If you enjoy seeing lawyers in action — and, really, who doesn’t? — check out two current productions that bring to life a recent high-profile case and one of the 20th century’s highest-profile attorneys.
Ferguson is now enjoying a limited engagement at Manhattan’s 30th Street Theater. This is a triumph of summarization — and much more.
Filmmaker Phelim McAleer, who directed Mine Your Own Business: The Dark Side of Environmentalism and FrackNation, has expanded into theater, thanks to this work. Beneath the banner “Truth Matters,” McAleer this time serves as playwright. He distilled 75 hours of grand-jury testimony, from 60 witnesses, related to Ferguson police officer Darren Wilson’s fatal shooting of Michael Brown, an unarmed 18-year-old. The fact that Wilson is white and Brown was black triggered a national tornado of rage and launched Black Lives Matter.
McAleer’s one-hour, 28-minute, no-intermission script draws exclusively from verbal, physical, and recorded evidence presented to a St. Louis grand jury in 2014. The result is gripping: a cast of 13 highly talented New York actors emotionally and powerfully deliver the words that were uttered in that Missouri hearing room. Director Jerry Dixon draws especially strong work out of Renika Williams as eyewitness Ciara Jenkins and Cedric Benjamin as Brown’s best friend, Dorian Johnson.
Though initially a tad sluggish, this production soon tightens its hold as confident eyewitnesses to the August 9, 2014, shooting buckle under cross-examination. Things that they swear they saw, they ultimately concede that they only heard. Multiple people see the same actions on Canfield Drive and come away with totally different observations. Everyone seems to agree: Michael Brown never had his palms in the air, despite the “Hands up, don’t shoot!” narrative that the anti-police Left advanced for months.

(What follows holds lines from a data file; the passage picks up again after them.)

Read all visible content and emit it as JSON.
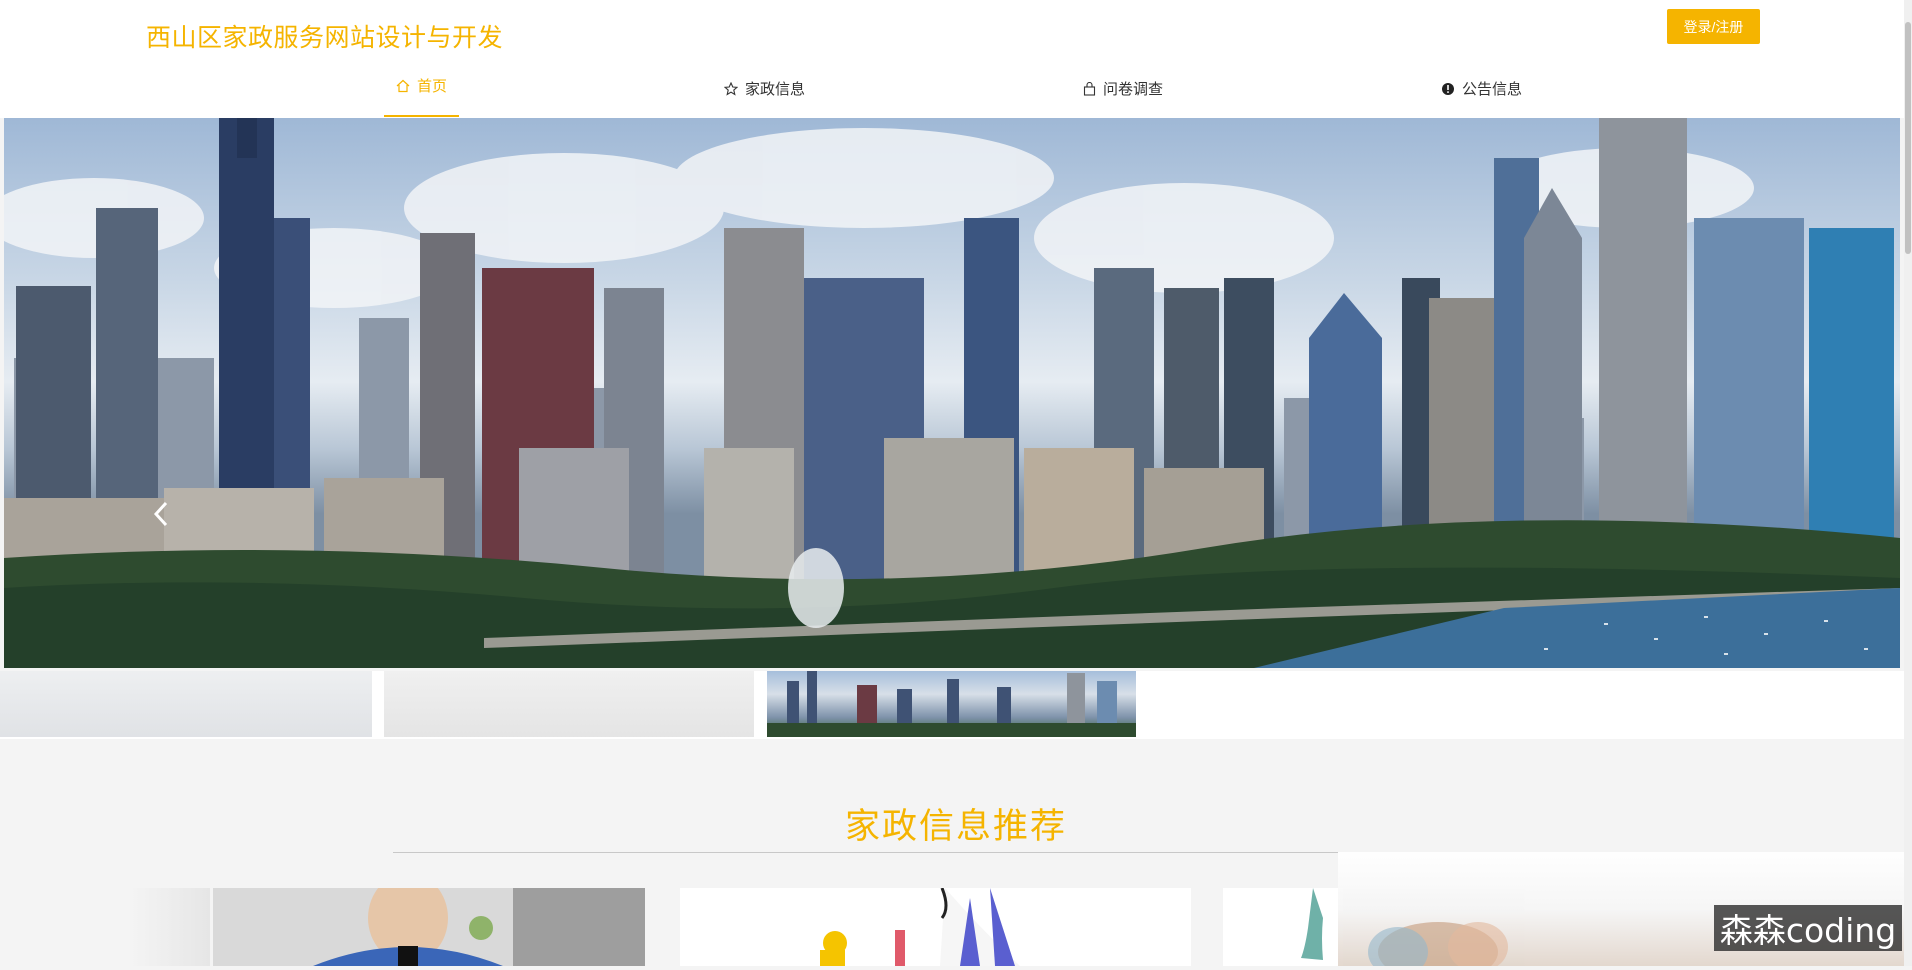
{
  "header": {
    "site_title": "西山区家政服务网站设计与开发",
    "login_label": "登录/注册"
  },
  "nav": {
    "items": [
      {
        "label": "首页",
        "icon": "home-icon"
      },
      {
        "label": "家政信息",
        "icon": "star-icon"
      },
      {
        "label": "问卷调查",
        "icon": "bag-icon"
      },
      {
        "label": "公告信息",
        "icon": "info-icon"
      }
    ]
  },
  "section": {
    "title": "家政信息推荐"
  },
  "watermark": "森森coding",
  "colors": {
    "accent": "#f5b400",
    "text": "#333333",
    "background": "#f4f4f4"
  }
}
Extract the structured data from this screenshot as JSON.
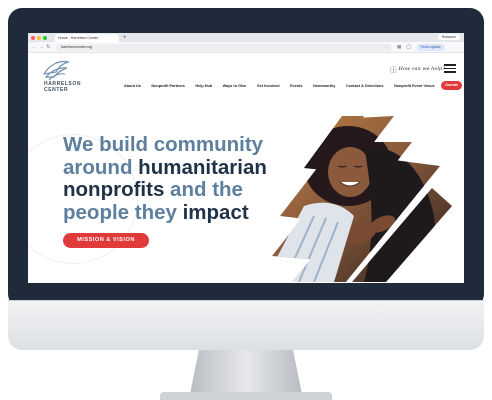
{
  "browser": {
    "tab_title": "Home - Harrelson Center",
    "new_tab": "+",
    "relaunch": "Relaunch",
    "url": "harrelsoncenter.org",
    "update": "Finish update"
  },
  "site": {
    "logo_line1": "HARRELSON",
    "logo_line2": "CENTER",
    "help_text": "How can we help?",
    "nav": [
      "About Us",
      "Nonprofit Partners",
      "Help Hub",
      "Ways to Give",
      "Get Involved",
      "Events",
      "Newsworthy",
      "Contact & Directions",
      "Nonprofit Event Venue"
    ],
    "donate": "Donate"
  },
  "hero": {
    "line1": "We build community",
    "line2a": "around ",
    "line2b": "humanitarian",
    "line3a": "nonprofits ",
    "line3b": "and the",
    "line4a": "people they ",
    "line4b": "impact",
    "cta": "MISSION & VISION"
  },
  "colors": {
    "accent_red": "#e03a3a",
    "headline_slate": "#5e7f9e",
    "headline_navy": "#1f3247",
    "monitor_frame": "#1f2a3a"
  }
}
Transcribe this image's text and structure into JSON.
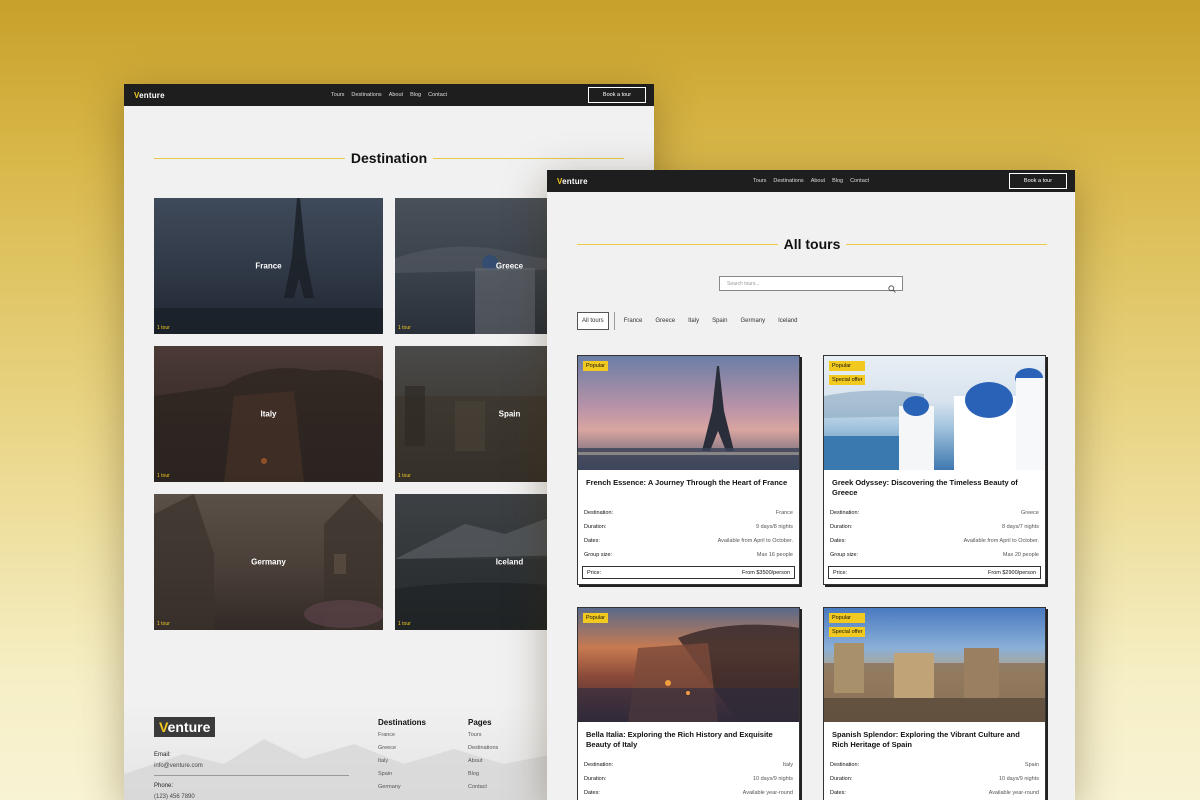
{
  "colors": {
    "accent": "#f2c91f",
    "nav_bg": "#1e1e1e",
    "page_bg": "#f1f1f1"
  },
  "brand": {
    "first_letter": "V",
    "rest": "enture"
  },
  "nav": {
    "links": [
      "Tours",
      "Destinations",
      "About",
      "Blog",
      "Contact"
    ],
    "cta": "Book a tour"
  },
  "destinations_page": {
    "title": "Destination",
    "cards": [
      {
        "name": "France",
        "count": "1 tour"
      },
      {
        "name": "Greece",
        "count": "1 tour"
      },
      {
        "name": "Italy",
        "count": "1 tour"
      },
      {
        "name": "Spain",
        "count": "1 tour"
      },
      {
        "name": "Germany",
        "count": "1 tour"
      },
      {
        "name": "Iceland",
        "count": "1 tour"
      }
    ],
    "footer": {
      "email_label": "Email:",
      "email": "info@venture.com",
      "phone_label": "Phone:",
      "phone": "(123) 456 7890",
      "col1_title": "Destinations",
      "col1_items": [
        "France",
        "Greece",
        "Italy",
        "Spain",
        "Germany"
      ],
      "col2_title": "Pages",
      "col2_items": [
        "Tours",
        "Destinations",
        "About",
        "Blog",
        "Contact"
      ]
    }
  },
  "tours_page": {
    "title": "All tours",
    "search_placeholder": "Search tours...",
    "filters": [
      "All tours",
      "France",
      "Greece",
      "Italy",
      "Spain",
      "Germany",
      "Iceland"
    ],
    "labels": {
      "destination": "Destination:",
      "duration": "Duration:",
      "dates": "Dates:",
      "group": "Group size:",
      "price": "Price:"
    },
    "tours": [
      {
        "badges": [
          "Popular"
        ],
        "title": "French Essence: A Journey Through the Heart of France",
        "destination": "France",
        "duration": "9 days/8 nights",
        "dates": "Available from April to October.",
        "group": "Max 16 people",
        "price": "From $3500/person"
      },
      {
        "badges": [
          "Popular",
          "Special offer"
        ],
        "title": "Greek Odyssey: Discovering the Timeless Beauty of Greece",
        "destination": "Greece",
        "duration": "8 days/7 nights",
        "dates": "Available from April to October.",
        "group": "Max 20 people",
        "price": "From $2900/person"
      },
      {
        "badges": [
          "Popular"
        ],
        "title": "Bella Italia: Exploring the Rich History and Exquisite Beauty of Italy",
        "destination": "Italy",
        "duration": "10 days/9 nights",
        "dates": "Available year-round",
        "group": "",
        "price": ""
      },
      {
        "badges": [
          "Popular",
          "Special offer"
        ],
        "title": "Spanish Splendor: Exploring the Vibrant Culture and Rich Heritage of Spain",
        "destination": "Spain",
        "duration": "10 days/9 nights",
        "dates": "Available year-round",
        "group": "",
        "price": ""
      }
    ]
  }
}
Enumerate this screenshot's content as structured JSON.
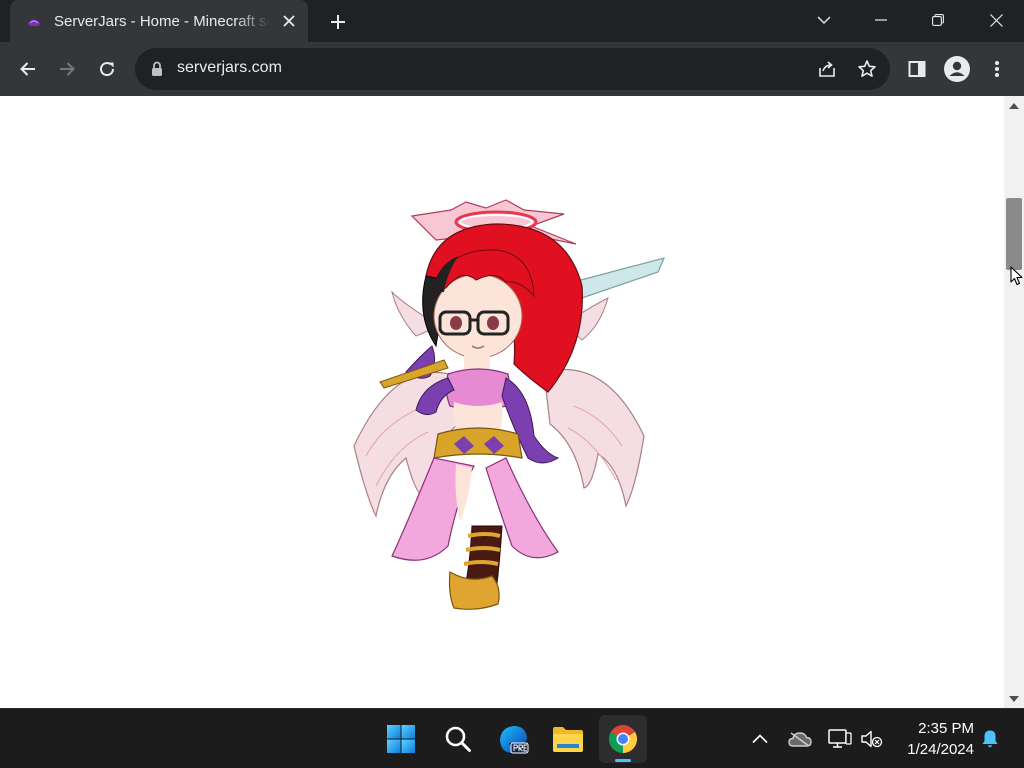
{
  "browser": {
    "tab": {
      "title": "ServerJars - Home - Minecraft server jars",
      "favicon": "serverjars-favicon"
    },
    "new_tab_icon": "plus-icon",
    "window_controls": [
      "chevron-down-icon",
      "minimize-icon",
      "restore-icon",
      "close-icon"
    ],
    "toolbar": {
      "url": "serverjars.com",
      "nav_icons": [
        "back-arrow-icon",
        "forward-arrow-icon",
        "reload-icon"
      ],
      "omnibox_icons": [
        "lock-icon",
        "share-icon",
        "star-icon"
      ],
      "right_icons": [
        "side-panel-icon",
        "profile-icon",
        "kebab-menu-icon"
      ]
    }
  },
  "page": {
    "hero_image": "chibi-angel-character-illustration"
  },
  "taskbar": {
    "apps": [
      "windows-start-icon",
      "search-icon",
      "edge-preview-icon",
      "file-explorer-icon",
      "chrome-icon"
    ],
    "active_app": "chrome-icon",
    "tray_icons": [
      "chevron-up-icon",
      "onedrive-icon",
      "display-icon",
      "volume-muted-icon",
      "notification-bell-icon"
    ],
    "clock": {
      "time": "2:35 PM",
      "date": "1/24/2024"
    }
  },
  "colors": {
    "titlebar": "#202124",
    "toolbar": "#35363a",
    "taskbar": "#1c1c1c",
    "accent": "#4cc2ff"
  }
}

Ferguson’s “living transcript” sizzles, thanks to a fine ensemble cast, simple but effective staging, and the actual, priceless words that grand jurors heard before unleashing a literal firestorm when they decided that Officer Darren Wilson’s shooting was justified. How they reached that world-famous conclusion is worth discovering through November 5 at the 30th Street Theater.
The silver-tongued Thurgood Marshall must remain mute in a suburban Connecticut courtroom and merely whisper legal stage cues to his co-counsel in the case.
If you prefer lawyers in two dimensions, rather than three, you can do no better these days than to see Marshall, the superb film about the early career of Thurgood Marshall, when he served the NAACP, long before he joined the U.S. Supreme Court in 1967. It stars Chadwick Boseman in the title role of this true story. He mesmerizingly captures Marshall’s intellect, bravado, and moral and physical courage. Once again, Boseman’s craft and range shine. In recent years, he earned kudos for brilliantly portraying James Brown in Get on Up and Jackie Robinson in 42. Alas, and inexplicably, Boseman scored zero Oscar, Golden Globe, or Screen Actors Guild recognition for those breathtaking performances.
In Marshall, Boseman and a reluctantly recruited Jewish attorney named Samuel Friedman (Josh Gad) defend a black chauffeur (Sterling K. Brown) accused of raping his white-socialite employer (Kate Hudson). Marshall’s dramatic locomotive is the fact that the silver-tongued Thurgood Marshall must remain mute in a suburban Connecticut courtroom and merely whisper legal stage cues to his co-counsel in the case, an insurance-defense lawyer who knows zippo about criminal law.
This beautifully acted, gorgeously shot, and highly compelling film features a toe-tapping 1940s jazz soundtrack, and even some highly elegant costumes. Keep a close eye on Marshall’s tie bars, which ought to be on sale in theater lobbies, near the popcorn and Junior Mints.
This production’s only flaw is its title. Marshall. That could be about a U.S. marshal. Or Marshall Mathers III (aka Academy Award winner Eminem). Or perhaps Peter Marshall, the host of the legendary and hilarious 1970s game show The Hollywood Squares. (As it happens, the 91-year-old TV personality was born Ralph Pierre LaCock.) But there is only one Thurgood. That should have been the film’s title.
Those who christen films in Tinseltown clearly are fast asleep in their screening rooms. Will Farrell and Amy Poehler’s summer comedy about parents who establish a home-based casino to pay their college-bound daughter’s tuition should have been called The House Always Wins. Instead, Warner Bros. called it The House. ZZZZZZzzzzzz. No surprise, The House went pfffffft at the domestic box office, earning a mere $25 million. That title leapt off of theater marquees like a flake of old paint dislodged by a light breeze. Speaking of lawyers, Farrell and Poehler should sue Warner Bros. for marketing malpractice.